• Shelter plan has residents fearful

    By: Gary Horcher


    OLYMPIA, Wash. - The neglected brown abandoned office-building is tucked away at the end of a quiet industrial-looking cul-de-sac in Olympia.  A playground and a school are within sight of the front walkway. If a group of local churches has their way, 40 people who might be rejected in other shelters will soon call the building home.

    And dozens of neighbors intend to fight the plan with everything they have. They packed an open meeting at St. Michael’s Parish Hall Monday night, where members of Interfaith Works were hoping to explain the benefits of the shelter to a fearful crowd.  St. Michael’s administrators told KIRO 7 their camera was not allowed inside the meeting, because it was private property.

    People had plenty to say to the KIRO crew in the street outside.

    “Should this shelter open it's going to attract sex offenders,” said Olympia City Councilwoman Jessica Archer, who lives nearby. “It's going to attract (sex offenders) from all over Washington possibly Oregon, maybe as far south as Northern California, and that's not the element that they want here."

    Interfaith Works admits the shelter will be “low barrier,” accepting people typically rejected by other shelters. That would include sex offenders, drug addicts, felons, transgendered people and even couples with pets.
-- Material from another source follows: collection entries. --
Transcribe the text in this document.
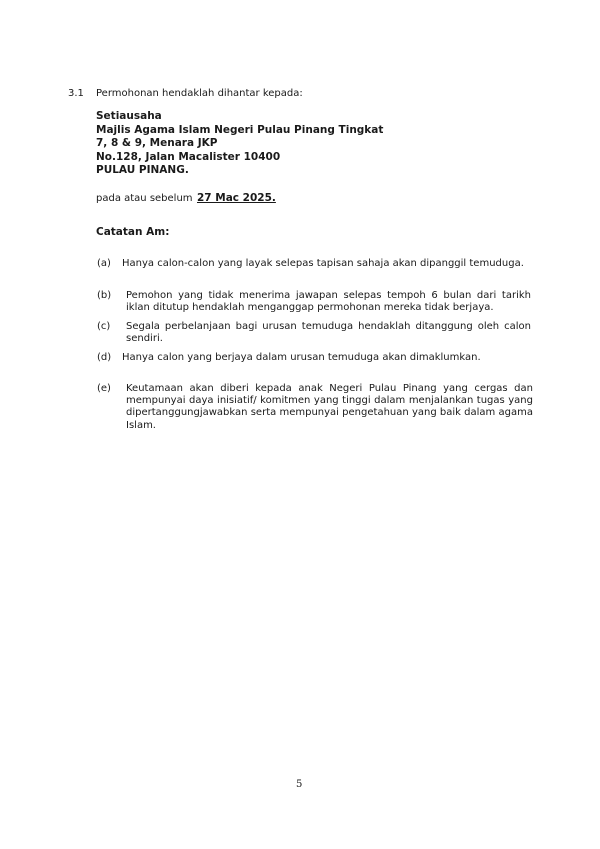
3.1 Permohonan hendaklah dihantar kepada:
Setiausaha
Majlis Agama Islam Negeri Pulau Pinang Tingkat
7, 8 & 9, Menara JKP
No.128, Jalan Macalister 10400
PULAU PINANG.
pada atau sebelum 27 Mac 2025.
Catatan Am:
(a) Hanya calon-calon yang layak selepas tapisan sahaja akan dipanggil temuduga.
(b) Pemohon yang tidak menerima jawapan selepas tempoh 6 bulan dari tarikh iklan ditutup hendaklah menganggap permohonan mereka tidak berjaya.
(c) Segala perbelanjaan bagi urusan temuduga hendaklah ditanggung oleh calon sendiri.
(d) Hanya calon yang berjaya dalam urusan temuduga akan dimaklumkan.
(e) Keutamaan akan diberi kepada anak Negeri Pulau Pinang yang cergas dan mempunyai daya inisiatif/ komitmen yang tinggi dalam menjalankan tugas yang dipertanggungjawabkan serta mempunyai pengetahuan yang baik dalam agama Islam.
5
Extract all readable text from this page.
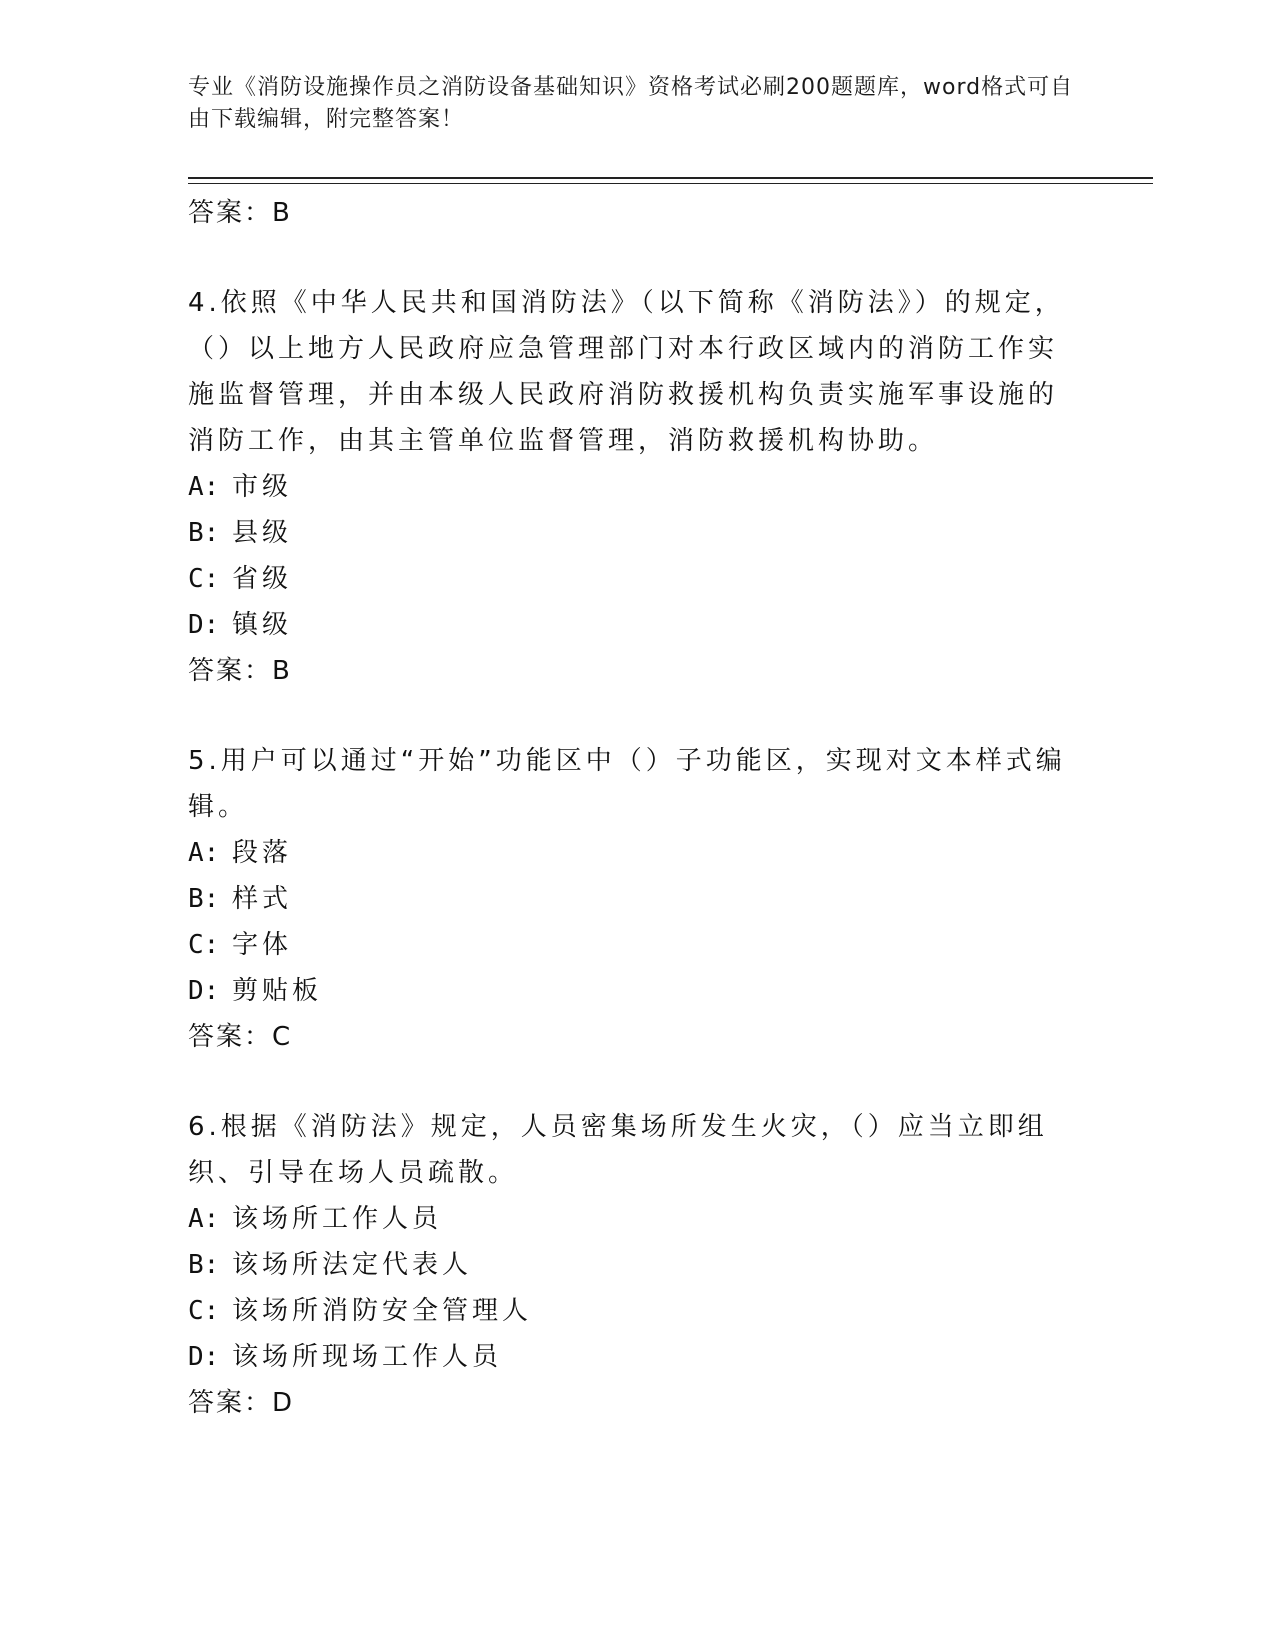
专业《消防设施操作员之消防设备基础知识》资格考试必刷200题题库，word格式可自由下载编辑，附完整答案！
答案：B
4.依照《中华人民共和国消防法》（以下简称《消防法》）的规定，（）以上地方人民政府应急管理部门对本行政区域内的消防工作实施监督管理，并由本级人民政府消防救援机构负责实施军事设施的消防工作，由其主管单位监督管理，消防救援机构协助。
A: 市级
B: 县级
C: 省级
D: 镇级
答案：B
5.用户可以通过“开始”功能区中（）子功能区，实现对文本样式编辑。
A: 段落
B: 样式
C: 字体
D: 剪贴板
答案：C
6.根据《消防法》规定，人员密集场所发生火灾，（）应当立即组织、引导在场人员疏散。
A: 该场所工作人员
B: 该场所法定代表人
C: 该场所消防安全管理人
D: 该场所现场工作人员
答案：D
Everyone would have to be screened through Olympia Police and the Department of Corrections.

    “I can't take away somebody's fear,” said Heather Moore, representing Interfaith Works at the meeting. “But I can provide a lot of information that would hopefully help their sense of fear." Moore said the shelter would be staffed to provide the area with security. Neighbors like Jessica Archer don’t believe the claim. “We found out about this in the newspaper,” she said. “They were trying to just slip it into our neighborhood without telling us; and they scheduled this forum in response to our outrage is really what happened.''

    Archer objects to the shelter’s location. It would be one block from St. Michael’s school, day care and playground; and a few more blocks away from a public elementary school.

    “I’m trying to protect our kids,’’ Archer said. “This shelter would allow people who are drug addicted and still using drugs, so actually providing needles and everything for people to use, though they can't use them on site so hmm, I wonder where they're going to use the drugs?"

    Thurston County and the City of Olympia would fund “The People’s Shelter” with 430-thousand-dollars in public aid. The meeting at St. Michaels was the second public forum on the controversial project.

    “We need to educate people about this,” said Moore. “Sex offenders live among us now. These people need a place to go, instead of the streets,” she added.